A novidade do avanço do sentimento anti-imigrante contra os brasileiros é que ele ocorre em um país historicamente visto como culturalmente ligado ao Brasil.

Com a terceira eleição em pouco mais de três anos, Portugal consolidou a tendência de crescimento da extrema-direita que afeta toda a Europa e vinha se apresentando desde o início da crise política em 2023, com a demissão do primeiro-ministro António Costa (PS). Este cenário tem implicações diretas para a comunidade brasileira, maior comunidade imigrante residente no país, que se vê cada vez mais no centro das narrativas políticas e sociais — muitas delas marcadas pela xenofobia, racismo e nacionalismo.

O contexto eleitoral português de 2025 reforçou a centralidade da questão migratória, especialmente no que diz respeito aos brasileiros. Com 58 deputados eleitos, o Chega, partido que, sob liderança do nacionalista André Ventura, difunde narrativas anti-imigração, empatou em número de parlamentares com o Partido Socialista (PS), dividindo o posto de segunda maior força política portuguesa. Na liderança, a centro-direita da Alternativa Democrática (AD) elegeu 89 deputados para a Assembleia da República, número distante dos 116 necessários para a maioria que permite governar sem alianças.

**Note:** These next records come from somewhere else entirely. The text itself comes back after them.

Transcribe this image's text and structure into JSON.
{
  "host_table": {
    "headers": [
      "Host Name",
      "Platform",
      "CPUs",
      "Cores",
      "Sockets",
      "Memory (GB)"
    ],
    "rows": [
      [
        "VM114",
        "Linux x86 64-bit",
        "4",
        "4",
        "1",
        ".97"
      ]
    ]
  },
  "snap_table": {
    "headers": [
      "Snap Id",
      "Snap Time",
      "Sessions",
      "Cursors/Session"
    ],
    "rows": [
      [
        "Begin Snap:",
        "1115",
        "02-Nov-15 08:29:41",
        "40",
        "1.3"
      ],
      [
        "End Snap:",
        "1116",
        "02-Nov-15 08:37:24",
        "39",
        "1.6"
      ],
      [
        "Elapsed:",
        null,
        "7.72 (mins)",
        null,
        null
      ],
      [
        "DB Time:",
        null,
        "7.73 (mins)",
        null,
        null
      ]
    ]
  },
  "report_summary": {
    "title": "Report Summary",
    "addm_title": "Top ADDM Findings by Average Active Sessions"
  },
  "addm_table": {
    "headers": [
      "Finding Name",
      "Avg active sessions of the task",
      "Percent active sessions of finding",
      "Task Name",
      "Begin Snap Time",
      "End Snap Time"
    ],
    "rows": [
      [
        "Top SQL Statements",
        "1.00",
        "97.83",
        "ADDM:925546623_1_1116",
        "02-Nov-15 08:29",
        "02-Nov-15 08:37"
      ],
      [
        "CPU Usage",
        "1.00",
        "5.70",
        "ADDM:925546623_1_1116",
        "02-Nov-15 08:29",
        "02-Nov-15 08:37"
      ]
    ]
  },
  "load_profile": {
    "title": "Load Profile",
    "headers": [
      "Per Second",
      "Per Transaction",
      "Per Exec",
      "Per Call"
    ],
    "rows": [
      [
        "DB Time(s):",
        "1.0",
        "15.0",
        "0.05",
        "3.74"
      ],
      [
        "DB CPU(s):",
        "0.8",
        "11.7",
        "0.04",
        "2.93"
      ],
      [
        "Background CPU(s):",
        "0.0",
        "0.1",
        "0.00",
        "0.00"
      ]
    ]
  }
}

A mudança do clima político já se mostra na realidade. No começo de maio, o Governo de Portugal anunciou que notificaria 18 mil imigrantes indocumentados para deixarem o país. Após a notificação, o imigrante tem até 20 dias para deixar o país sob pena de detenção. Neste caso, a maior parte dos afetados são provenientes de países como Índia, Paquistão, Bangladesh, Nepal e Butão. Além disso, imediatamente após as eleições do dia 18 de maio, houve a implementação de um novo sistema de controle de fronteiras que tem gerado esperas de até 5 horas no aeroporto de Lisboa, com relatos de pessoas que passaram mal e precisaram ser socorridas.

Atualmente, vivem em território português mais de 400 mil brasileiros com residência regularizada, segundo o Serviço de Estrangeiros e Fronteiras (SEF). Esse número sobe para mais de meio milhão se forem considerados também os não regularizados ou com dupla nacionalidade. Embora juridicamente integrados, os brasileiros foram alvos constantes de ataques durante a campanha eleitoral, com narrativas que os vinculavam ao “parasitismo” do sistema de assistência social e à insegurança urbana. Em debates televisivos, Ventura chegou a propor a revogação de benefícios legais para imigrantes, como o acesso automático ao Serviço Nacional de Saúde (SNS), e a reavaliação de nacionalidades já concedidas.

Um fenômeno que merece atenção é a adesão de alguns brasileiros residentes em Portugal ao discurso anti-imigração promovido pelo Chega. Embora constituam a maior comunidade estrangeira no país, certos segmentos dessa população têm se alinhado a narrativas que estigmatizam outros imigrantes, especialmente aqueles provenientes da Ásia e da África. A postura é uma tentativa de diferenciação e assimilação, na qual esses brasileiros buscam se distanciar de grupos ainda mais marginalizados, na esperança de obter maior aceitação na sociedade portuguesa. Assim, acabam se alinhando a discursos que também os prejudicam em alguma medida.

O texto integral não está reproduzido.